The "Bombay" had embarked some troops in Portsmouth for the Indian Mutiny, and was ordered to proceed to Queenstown in Ireland to take on board some two hundred more soldiers.
When the vessel got near the entrance of the harbour it was nightfall, and, the wind being unfavourable, when the pilot got on board, he recommended the captain to make everything easy for the night and enter the harbour next morning, when he expected the wind to be fair. But during the night the wind increased and became a violent northeast gale, and the vessel was blown out of the Irish Channel into the Atlantic Ocean. For some days the wind blew with hurricane force. The ship lost some sails, and was at last carrying only a close-reefed main topsail and fore staysail. The sea was mountainous and lashing the ship from all directions. Then late in the day, to the dismay of all on board, the lee main topsail-sheet gave way, and the sail was flapping like thunder and lashing the mast and rigging most furiously. The ship, now having nothing to steady her, was helplessly rolling in the trough of the sea, at the mercy of the waves, which threatened to engulf her, as they were breaking on board from every direction. The deck-houses were washed away and the decks were filled with water, which began to find an entrance to the 'tween-decks, where the poor soldiers were battened down. In this plight it was necessary to get the remnant of the topsail secure, and if possible get a new sail in its place, so as to steady the ship. The second officer was ordered to get the sailors and do this, but he soon reported that the sailors, many of whom were foreigners, would not go aloft. The chief officer then went forward and called for men, and asked if there were any British sailors among them. If there were, for God's sake, to go aloft with him. He led, the way, followed by seventeen British sailors. They had nearly completed the work of securing the sail when the ship gave a tremendous roll on the top of a very heavy wave and the mast went by the board, carrying with it the chief mate and his seventeen followers, and not a soul could be saved. Oh, to think of the horrors of that dark and fearful night!
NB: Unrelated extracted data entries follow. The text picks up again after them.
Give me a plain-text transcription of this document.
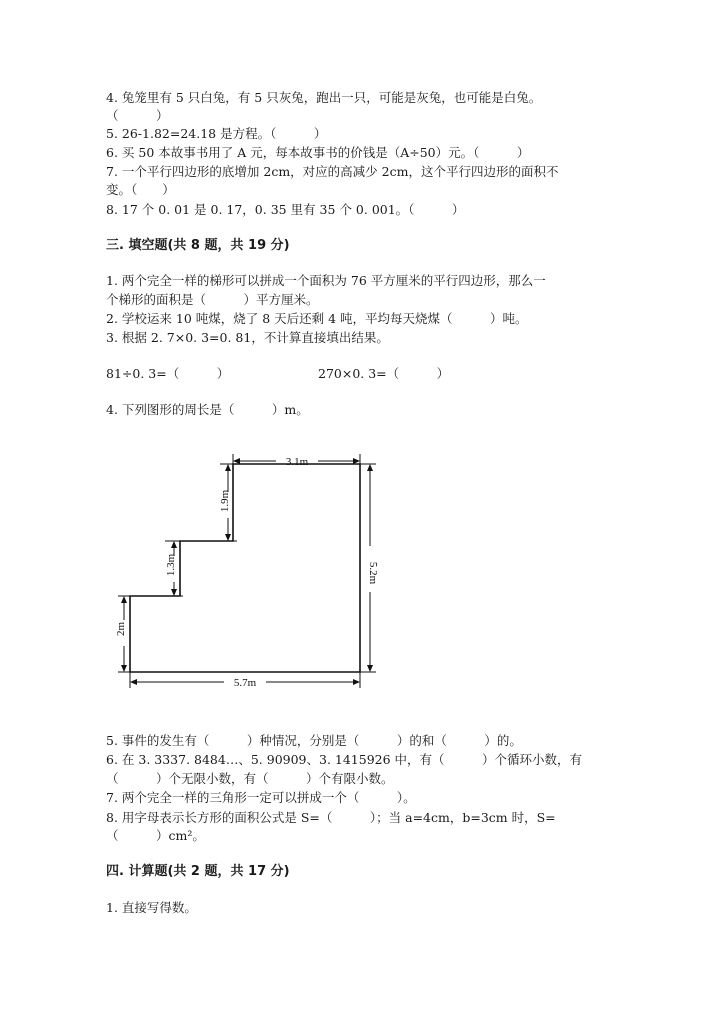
4. 兔笼里有 5 只白兔，有 5 只灰兔，跑出一只，可能是灰兔，也可能是白兔。
（　　　）
5. 26-1.82=24.18 是方程。（　　　）
6. 买 50 本故事书用了 A 元，每本故事书的价钱是（A÷50）元。（　　　）
7. 一个平行四边形的底增加 2cm，对应的高减少 2cm，这个平行四边形的面积不
变。（　　）
8. 17 个 0. 01 是 0. 17，0. 35 里有 35 个 0. 001。（　　　）
三. 填空题(共 8 题，共 19 分)
1. 两个完全一样的梯形可以拼成一个面积为 76 平方厘米的平行四边形，那么一
个梯形的面积是（　　　）平方厘米。
2. 学校运来 10 吨煤，烧了 8 天后还剩 4 吨，平均每天烧煤（　　　）吨。
3. 根据 2. 7×0. 3=0. 81，不计算直接填出结果。
81÷0. 3=（　　　）	270×0. 3=（　　　）
4. 下列图形的周长是（　　　）m。
3.1m
1.9m
1.3m
2m
5.2m
5.7m
5. 事件的发生有（　　　）种情况，分别是（　　　）的和（　　　）的。
6. 在 3. 3337. 8484…、5. 90909、3. 1415926 中，有（　　　）个循环小数，有
（　　　）个无限小数，有（　　　）个有限小数。
7. 两个完全一样的三角形一定可以拼成一个（　　　）。
8. 用字母表示长方形的面积公式是 S=（　　　）；当 a=4cm，b=3cm 时，S=
（　　　）cm²。
四. 计算题(共 2 题，共 17 分)
1. 直接写得数。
Now came the trial for Captain John Flamanek and the remaining portion of his crew. The broken mast and yards, still held by the broken rigging, was lashing against the ship, threatening to break in her side and send all to the bottom. It was necessary to cut away this wreckage as soon as possible so as to free the ship, but before this could be accomplished daylight had set in. Then the captain asked the officer commanding the soldiers to let some of his men give assistance. This he refused to do, and made complaint that his men's food was not being prepared for them as it should be. The men cried shame of their commander, and volunteered to do whatever they could to assist the captain.[*] The weather moderated, and some sails were set on the vessel, which finally unassisted reached Falmouth. Two steam men-of-war had been sent in search of her, but missed her.
[*] For his dastardly conduct the military commanding officer was later dismissed from the army, and was never allowed to enter Her Majesty's service again.